The response is often dramatic. In early clinical reports, some patients saw their eosinophil counts drop to undetectable levels within 7 to 10 days of starting treatment. Most responding patients achieved this at just 100 mg per day, a fraction of the 400 to 600 mg dose used in other blood cancers. If lower doses don’t work, the dose can be increased to 400 mg daily.
Long-term outcomes are encouraging. In patients with PDGFR-rearranged disease followed for a median of about 10 years, imatinib produced a 96% response rate, an 88% progression-free survival rate at 6 years, and a 90% overall survival rate at 10 years. These numbers make M-HES one of the most treatable forms of eosinophilic blood cancer, provided it’s identified correctly.
When Standard Treatment Isn’t Enough
Not all M-HES cases carry PDGFRA or PDGFRB rearrangements, and not all respond to imatinib. For patients with rearrangements in a gene called FGFR1, a targeted drug called pemigatinib was recently approved for relapsed or refractory disease.
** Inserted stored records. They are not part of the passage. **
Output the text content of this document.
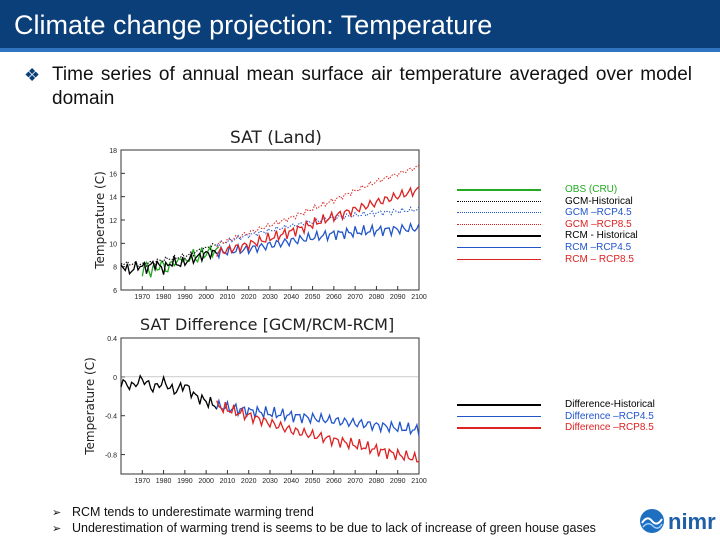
Climate change projection: Temperature
❖ Time series of annual mean surface air temperature averaged over model domain
6
8
10
12
14
16
18
1970 1980 1990 2000 2010 2020 2030 2040 2050 2060 2070 2080 2090 2100
SAT (Land)
Temperature (C)
0.4
0
-0.4
-0.8
1970 1980 1990 2000 2010 2020 2030 2040 2050 2060 2070 2080 2090 2100
SAT Difference [GCM/RCM-RCM]
Temperature (C)
OBS (CRU)
GCM-Historical
GCM –RCP4.5
GCM –RCP8.5
RCM - Historical
RCM –RCP4.5
RCM – RCP8.5
Difference-Historical
Difference –RCP4.5
Difference –RCP8.5
➢ RCM tends to underestimate warming trend
➢ Underestimation of warming trend is seems to be due to lack of increase of green house gases	nimr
For cases without a targetable gene fusion, options become broader but less precise. Hydroxyurea and interferon-alpha have shown efficacy both as initial treatment and in steroid-resistant disease. Mepolizumab, an antibody that neutralizes the eosinophil growth signal IL-5, proved safe and effective as a steroid-sparing agent in a placebo-controlled trial of 85 PDGFRA-negative patients. It is now FDA-approved for idiopathic HES. For aggressive disease that doesn’t respond to any of these approaches, chemotherapy or stem cell transplantation may be considered, though published experience is limited to small numbers of patients.
The overarching goal across all treatments is the same: bring eosinophil counts down before they cause irreversible organ damage, particularly to the heart. Patients with mild eosinophilia and no signs of organ involvement may be monitored closely without immediate treatment, but once symptoms or lab markers of tissue damage appear, therapy is started promptly.